Mixon received a one-year deferred sentence and was ordered to undergo counseling along with 100 hours of community service. Molitor filed suit in federal court against Mixon on July 22, 2016, accusing Mixon of negligence, wilful and wanton misconduct, and intentional infliction of emotional distress. A settlement in the case was reached, and Mixon apologized to Molitor on April 21, 2017.

===2023 alleged aggravated menacing incident===
A warrant was issued for Mixon's arrest for one count of Aggravated Menacing on February 2, 2023. It was alleged that Mixon pointed a gun at a woman in downtown Cincinnati, according to local reports.
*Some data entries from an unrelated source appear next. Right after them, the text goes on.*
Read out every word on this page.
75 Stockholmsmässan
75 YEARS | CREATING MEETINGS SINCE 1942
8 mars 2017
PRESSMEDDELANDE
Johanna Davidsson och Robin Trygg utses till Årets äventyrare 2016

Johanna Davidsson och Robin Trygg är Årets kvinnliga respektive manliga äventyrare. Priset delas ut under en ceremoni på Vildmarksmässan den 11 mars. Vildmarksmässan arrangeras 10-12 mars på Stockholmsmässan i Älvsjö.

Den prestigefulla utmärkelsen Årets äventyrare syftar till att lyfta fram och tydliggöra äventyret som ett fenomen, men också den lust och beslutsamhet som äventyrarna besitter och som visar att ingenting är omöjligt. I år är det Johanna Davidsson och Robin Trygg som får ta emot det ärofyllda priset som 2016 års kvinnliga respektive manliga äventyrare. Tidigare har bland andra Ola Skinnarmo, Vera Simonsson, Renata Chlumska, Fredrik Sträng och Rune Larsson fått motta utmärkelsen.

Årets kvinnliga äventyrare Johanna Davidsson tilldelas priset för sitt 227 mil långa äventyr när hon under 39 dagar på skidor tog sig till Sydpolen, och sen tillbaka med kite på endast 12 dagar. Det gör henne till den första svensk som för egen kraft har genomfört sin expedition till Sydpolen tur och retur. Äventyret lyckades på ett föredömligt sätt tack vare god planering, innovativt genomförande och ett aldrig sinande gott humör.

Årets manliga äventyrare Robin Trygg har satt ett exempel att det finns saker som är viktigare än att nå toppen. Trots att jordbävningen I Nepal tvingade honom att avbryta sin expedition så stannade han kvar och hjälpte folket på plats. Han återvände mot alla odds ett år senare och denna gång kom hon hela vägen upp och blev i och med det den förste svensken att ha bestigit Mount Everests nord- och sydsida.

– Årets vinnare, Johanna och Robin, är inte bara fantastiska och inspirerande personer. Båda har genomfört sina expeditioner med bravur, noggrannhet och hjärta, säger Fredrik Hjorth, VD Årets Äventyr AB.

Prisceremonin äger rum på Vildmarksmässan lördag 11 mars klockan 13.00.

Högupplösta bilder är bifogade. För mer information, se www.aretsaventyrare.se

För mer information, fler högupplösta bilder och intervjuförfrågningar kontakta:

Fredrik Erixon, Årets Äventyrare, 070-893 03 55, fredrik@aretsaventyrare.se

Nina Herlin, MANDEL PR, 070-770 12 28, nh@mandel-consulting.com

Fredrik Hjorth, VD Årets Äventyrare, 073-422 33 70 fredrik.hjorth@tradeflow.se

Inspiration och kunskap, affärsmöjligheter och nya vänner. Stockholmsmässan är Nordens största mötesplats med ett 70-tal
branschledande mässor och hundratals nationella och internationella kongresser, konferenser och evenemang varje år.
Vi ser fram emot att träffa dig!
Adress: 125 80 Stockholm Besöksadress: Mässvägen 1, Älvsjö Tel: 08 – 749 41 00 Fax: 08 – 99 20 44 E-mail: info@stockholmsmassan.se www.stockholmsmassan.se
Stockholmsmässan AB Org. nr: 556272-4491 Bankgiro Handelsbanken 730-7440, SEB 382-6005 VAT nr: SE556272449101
Mixon allegedly said: "You should be popped in the face. I should shoot you now. The police can't get me." The alleged incident was said to have happened one day before the Bengals faced the Buffalo Bills in the AFC Divisional playoff game. On February 3, 2023, less than 24 hours after the warrant was issued the aggravated menacing charge against Mixon was dismissed, per the request of The Hamilton County Prosecutor's Office. According to WCPO-TV, a prosecutor told county judge Curt Kissinger, "We need additional investigation before we would move forward with this case." Authorities reserved the right to refile the charge at a later date if needed. On April 7, 2023, the Cincinnati Police Department publicly announced the criminal charge against Mixon had been refiled. On August 17, 2023, Mixon was found not guilty and acquitted of the charges following a four-day trial in Hamilton County Municipal Court.

===2023 injured child incident===
On March 6, 2023, the Hamilton County sheriff department responded to a "shots fired" call at Mixon's home. An injured child was found on the scene and transported to Cincinnati Children's Hospital Medical Center with non-life-threatening injuries. Mixon was not arrested, but the investigation into the incident is ongoing. On March 16, 2023, Hamilton County prosecutors charged Mixon's sister and her boyfriend in the case. However, Mixon was not charged as the prosecutor said, "He did not commit a crime."

==Personal life==

Mixon is a Christian. He often credits God for his football ability.

In an interview with Malik Wright filmed in 2025, Mixon described himself as low key and a man who prefers to spend a lot of time at home and with family.

Mixon has a daughter who was born in October 2023 according to Bengals coach Zac Taylor. He has been described as having tight relationships with his offensive lines (on both the Texans and Bengals).